History has taught us the geopolitical limits of Kant’s view. Rather than a purely philosophical ideal projected into a distant future, Kant’s cosmopolitanism soon had a place within a European history of commercial expansion: “in 1800 the European imperial powers occupied or controlled some 35 percent of the surface of the planet, by 1878 they had taken 67 percent, and by 1914 more than 84 percent” (Pagden, Introduction, 10). That the subsequent worldwide expansion of the European states in the name of progress, freedom, or simply commerce did not bring universal peace but instead lay at the basis of centuries of colonial atrocities is, according to James Tully, partly prefigured by the Eurocentric setting of the Enlightenment ideas of freedom and cosmopolitanism themselves.

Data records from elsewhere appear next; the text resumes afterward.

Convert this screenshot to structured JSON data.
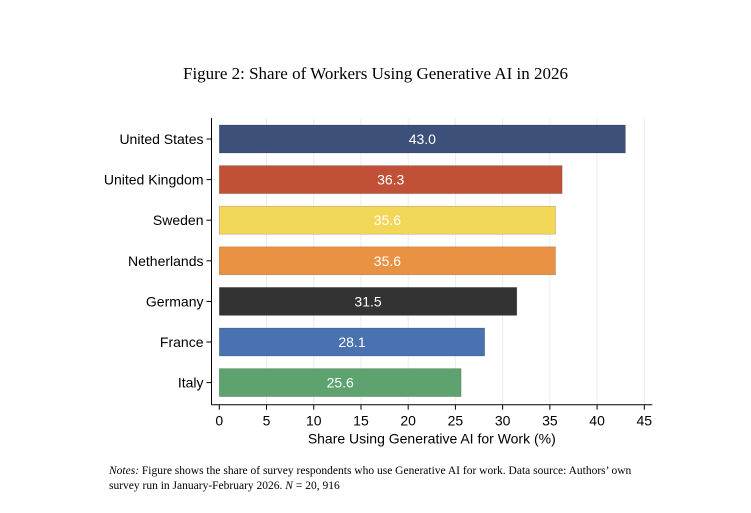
{
  "figure_title": "Figure 2: Share of Workers Using Generative AI in 2026",
  "notes": {
    "label": "Notes:",
    "text_1": "Figure shows the share of survey respondents who use Generative AI for work.  Data source: Authors’ own survey run in January-February 2026.",
    "n_label": "N",
    "n_text": " = 20, 916"
  },
  "chart_data": {
    "type": "bar",
    "orientation": "horizontal",
    "title": "Figure 2: Share of Workers Using Generative AI in 2026",
    "xlabel": "Share Using Generative AI for Work (%)",
    "ylabel": "",
    "categories": [
      "United States",
      "United Kingdom",
      "Sweden",
      "Netherlands",
      "Germany",
      "France",
      "Italy"
    ],
    "values": [
      43.0,
      36.3,
      35.6,
      35.6,
      31.5,
      28.1,
      25.6
    ],
    "data_labels": [
      "43.0",
      "36.3",
      "35.6",
      "35.6",
      "31.5",
      "28.1",
      "25.6"
    ],
    "colors": [
      "#3c5079",
      "#c05137",
      "#f3d758",
      "#e99244",
      "#333333",
      "#4a72b0",
      "#5da26f"
    ],
    "xlim": [
      0,
      45
    ],
    "xticks": [
      0,
      5,
      10,
      15,
      20,
      25,
      30,
      35,
      40,
      45
    ],
    "grid": true,
    "legend": "none"
  }
}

I will not go into Tully’s articulate critique of the blind spots within Enlightenment thinking generally, and Kant’s work in particular a critique also expounded by such theorists as Edward Said, Homi Bhabha, and Gayatri Spivak. Instead, I will summarize the arguments here by observing that the idea of Europe as a gradual movement forward into distant places in the name of peace, progress, or liberty has had a reality full of contradictions between theory and practice and between the universal and the situated, the self and the other, the national and the international. What is more, such tensions within the idea of Europe have also taken us far beyond the borders of Europe proper as an idea, geographical entity, and industrial power. As Asad explains, it is not simply the case that Europe expanded overseas, but that it has constantly remade itself through that expansion, often beyond recognition (“Muslims and European Identity,” 220).